Repairing Cassandra nodes

Routine maintenance is required to obtain optimal performance from Cassandra. Some maintenance is handled by a scheduled job, while other tasks must be completed manually.

Before you begin

  • The nodetool repair command must be completed regularly to maintain Cassandra nodes. For more information, see Repairing nodes in the Cassandra documentation.
  • Locate nodetool, a binary bundled with Cassandra.
  • Before running the repair, you can optionally throttle compaction throughput. This reduces the performance impact and speeds up the repair process. For more information, see Throttling compaction throughput.

About this task

The nodetool repair command can be used to run an incremental repair or a full repair. To help prevent cluster issues, use the -local option to restrict the repair to the local data center. A typical schedule is for the scheduled job to run an incremental repair daily and a full repair be completed manually one time a week. This can vary depending on your data and performance.

You can also choose to run sequential or parallel (default) repair.

Sequential repair
Sequential repair repairs nodes one after the other. This is time consuming.
Parallel repair
Parallel repair repairs each node at the same time. This improves the repair time. Although faster, parallel repair uses much more system resources.

Avoid running a repair when the system is under heavy load. The repair reduces Global Mailbox throughput. Parallel repair reduces throughput more than sequential repair.

To run the nodetool repair command:

Procedure

  1. Log in to the server where a Cassandra node is installed.
  2. Go to the <install_dir>/apache-cassandra/bin directory.
  3. Type ./nodetool repair -local to run an incremental, parallel repair. Add -full -local to run a full repair. Add -seq to run a sequential repair.
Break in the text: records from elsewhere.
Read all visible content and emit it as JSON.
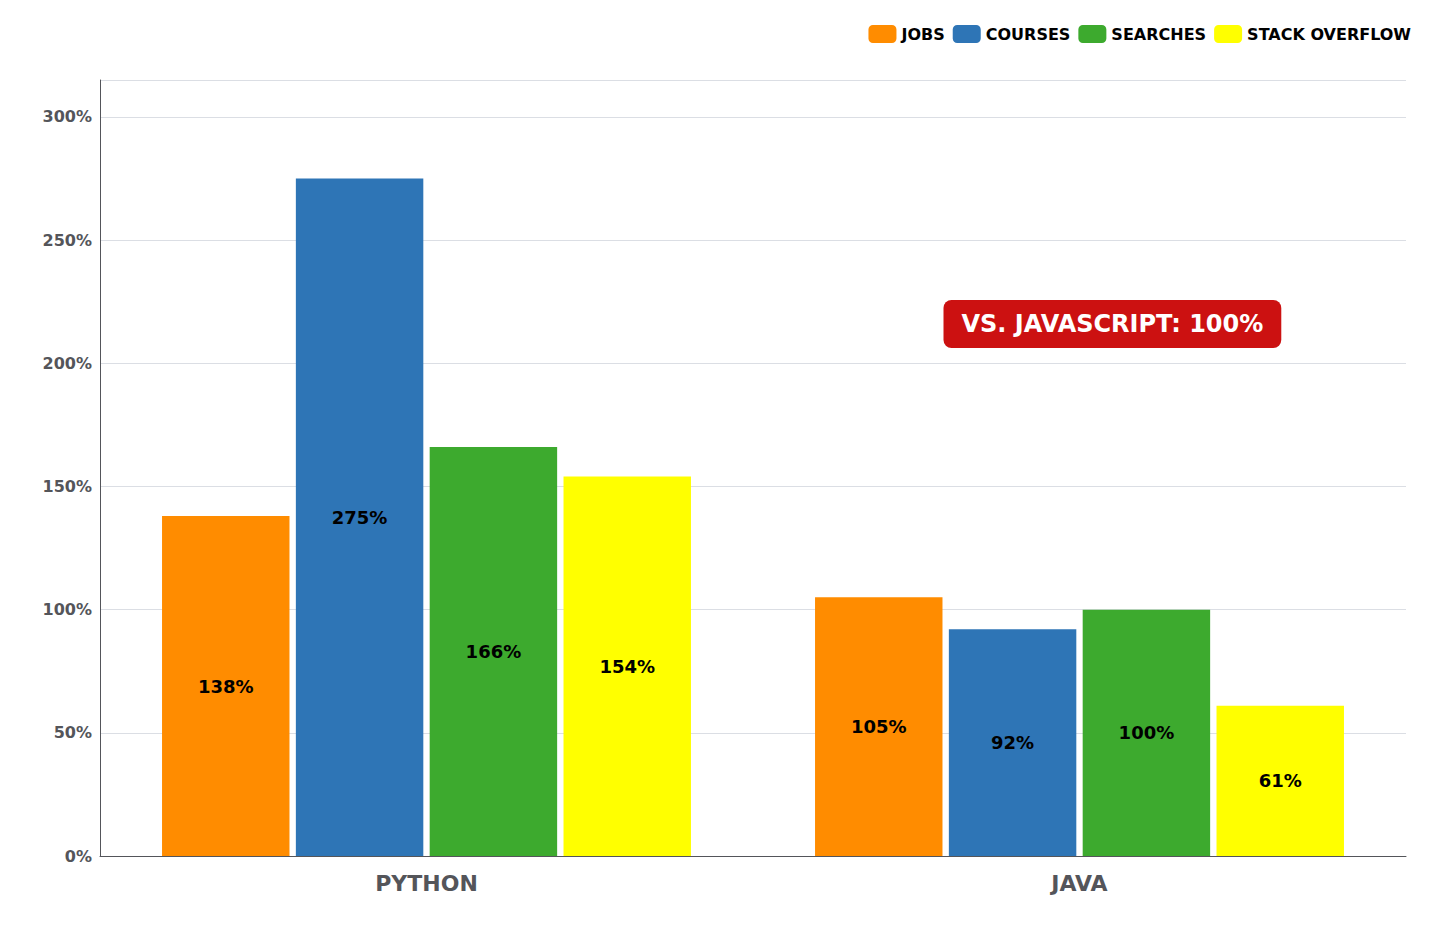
{
  "chart_data": {
    "type": "bar",
    "categories": [
      "PYTHON",
      "JAVA"
    ],
    "series": [
      {
        "name": "JOBS",
        "color": "#FF8C00",
        "values": [
          138,
          105
        ],
        "value_labels": [
          "138%",
          "105%"
        ]
      },
      {
        "name": "COURSES",
        "color": "#2E75B6",
        "values": [
          275,
          92
        ],
        "value_labels": [
          "275%",
          "92%"
        ]
      },
      {
        "name": "SEARCHES",
        "color": "#3DAA2E",
        "values": [
          166,
          100
        ],
        "value_labels": [
          "166%",
          "100%"
        ]
      },
      {
        "name": "STACK OVERFLOW",
        "color": "#FFFF00",
        "values": [
          154,
          61
        ],
        "value_labels": [
          "154%",
          "61%"
        ]
      }
    ],
    "ylim": [
      0,
      315
    ],
    "yticks": [
      {
        "value": 0,
        "label": "0%"
      },
      {
        "value": 50,
        "label": "50%"
      },
      {
        "value": 100,
        "label": "100%"
      },
      {
        "value": 150,
        "label": "150%"
      },
      {
        "value": 200,
        "label": "200%"
      },
      {
        "value": 250,
        "label": "250%"
      },
      {
        "value": 300,
        "label": "300%"
      }
    ],
    "grid": true,
    "legend": "upper right",
    "data_labels": true,
    "annotations": [
      {
        "text": "VS. JAVASCRIPT: 100%",
        "color": "#CC1111"
      }
    ]
  }
}
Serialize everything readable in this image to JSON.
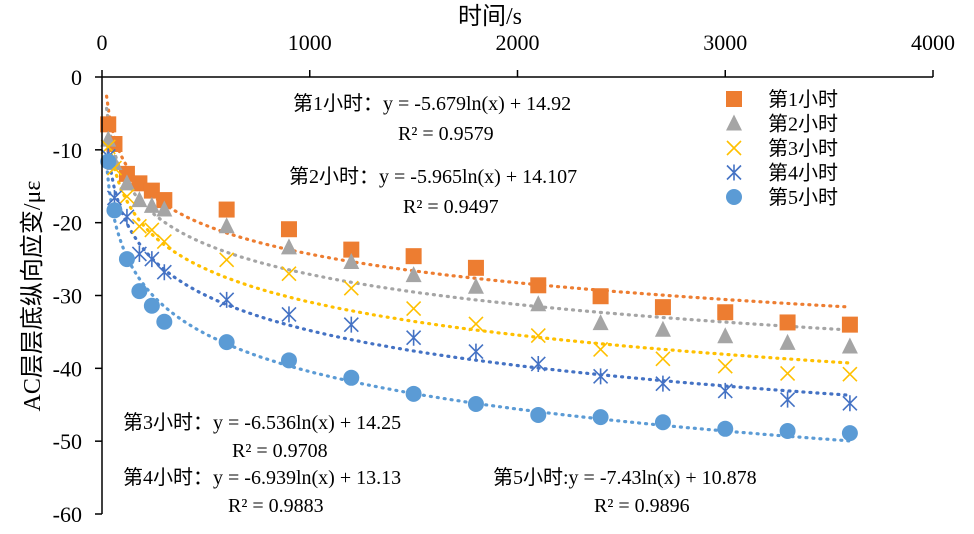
{
  "chart_data": {
    "type": "scatter",
    "xlabel": "时间/s",
    "ylabel": "AC层层底纵向应变/με",
    "xlim": [
      0,
      4000
    ],
    "ylim": [
      -60,
      0
    ],
    "x_ticks": [
      0,
      1000,
      2000,
      3000,
      4000
    ],
    "y_ticks": [
      0,
      -10,
      -20,
      -30,
      -40,
      -50,
      -60
    ],
    "x_tick_labels": [
      "0",
      "1000",
      "2000",
      "3000",
      "4000"
    ],
    "y_tick_labels": [
      "0",
      "-10",
      "-20",
      "-30",
      "-40",
      "-50",
      "-60"
    ],
    "legend_position": "top-right",
    "series": [
      {
        "name": "第1小时",
        "marker": "square",
        "color": "#ED7D31",
        "x": [
          30,
          60,
          120,
          180,
          240,
          300,
          600,
          900,
          1200,
          1500,
          1800,
          2100,
          2400,
          2700,
          3000,
          3300,
          3600
        ],
        "y": [
          -6.5,
          -9.2,
          -13.3,
          -14.6,
          -15.6,
          -16.9,
          -18.2,
          -20.9,
          -23.7,
          -24.6,
          -26.2,
          -28.6,
          -30.1,
          -31.6,
          -32.3,
          -33.7,
          -34.0
        ],
        "fit": {
          "a": -5.679,
          "b": 14.92
        },
        "equation": "第1小时：y = -5.679ln(x) + 14.92",
        "r2": "R² = 0.9579"
      },
      {
        "name": "第2小时",
        "marker": "triangle",
        "color": "#A5A5A5",
        "x": [
          30,
          60,
          120,
          180,
          240,
          300,
          600,
          900,
          1200,
          1500,
          1800,
          2100,
          2400,
          2700,
          3000,
          3300,
          3600
        ],
        "y": [
          -8.6,
          -11.8,
          -14.6,
          -16.9,
          -17.7,
          -18.2,
          -20.5,
          -23.4,
          -25.4,
          -27.2,
          -28.8,
          -31.2,
          -33.8,
          -34.7,
          -35.6,
          -36.5,
          -37.0
        ],
        "fit": {
          "a": -5.965,
          "b": 14.107
        },
        "equation": "第2小时：y = -5.965ln(x) + 14.107",
        "r2": "R² = 0.9497"
      },
      {
        "name": "第3小时",
        "marker": "x",
        "color": "#FFC000",
        "x": [
          30,
          60,
          120,
          180,
          240,
          300,
          600,
          900,
          1200,
          1500,
          1800,
          2100,
          2400,
          2700,
          3000,
          3300,
          3600
        ],
        "y": [
          -9.6,
          -12.5,
          -16.4,
          -20.5,
          -21.0,
          -22.6,
          -25.1,
          -27.0,
          -29.0,
          -31.8,
          -33.9,
          -35.5,
          -37.4,
          -38.7,
          -39.7,
          -40.7,
          -40.8
        ],
        "fit": {
          "a": -6.536,
          "b": 14.25
        },
        "equation": "第3小时：y = -6.536ln(x) + 14.25",
        "r2": "R² = 0.9708"
      },
      {
        "name": "第4小时",
        "marker": "asterisk",
        "color": "#4472C4",
        "x": [
          30,
          60,
          120,
          180,
          240,
          300,
          600,
          900,
          1200,
          1500,
          1800,
          2100,
          2400,
          2700,
          3000,
          3300,
          3600
        ],
        "y": [
          -10.9,
          -16.6,
          -19.2,
          -24.3,
          -25.0,
          -26.8,
          -30.6,
          -32.6,
          -34.0,
          -35.8,
          -37.7,
          -39.4,
          -41.1,
          -42.1,
          -43.1,
          -44.3,
          -44.8
        ],
        "fit": {
          "a": -6.939,
          "b": 13.13
        },
        "equation": "第4小时：y = -6.939ln(x) + 13.13",
        "r2": "R² = 0.9883"
      },
      {
        "name": "第5小时",
        "marker": "circle",
        "color": "#5B9BD5",
        "x": [
          30,
          60,
          120,
          180,
          240,
          300,
          600,
          900,
          1200,
          1500,
          1800,
          2100,
          2400,
          2700,
          3000,
          3300,
          3600
        ],
        "y": [
          -11.6,
          -18.3,
          -25.0,
          -29.4,
          -31.4,
          -33.6,
          -36.4,
          -38.9,
          -41.3,
          -43.5,
          -44.9,
          -46.4,
          -46.7,
          -47.4,
          -48.3,
          -48.6,
          -48.9
        ],
        "fit": {
          "a": -7.43,
          "b": 10.878
        },
        "equation": "第5小时:y = -7.43ln(x) + 10.878",
        "r2": "R² = 0.9896"
      }
    ]
  }
}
Examples:
    ./nodetool repair -seq -local
    Runs an incremental, sequential repair.
    ./nodetool repair -full -local
    Runs a full, parallel repair.
    ./nodetool repair -full -local -seq
    Runs a full, sequential repair.
    Tip: To run a repair routinely in Linux, you can schedule the repair operation to run as a cron job. For information about creating cron jobs, see the documentation for your operating system.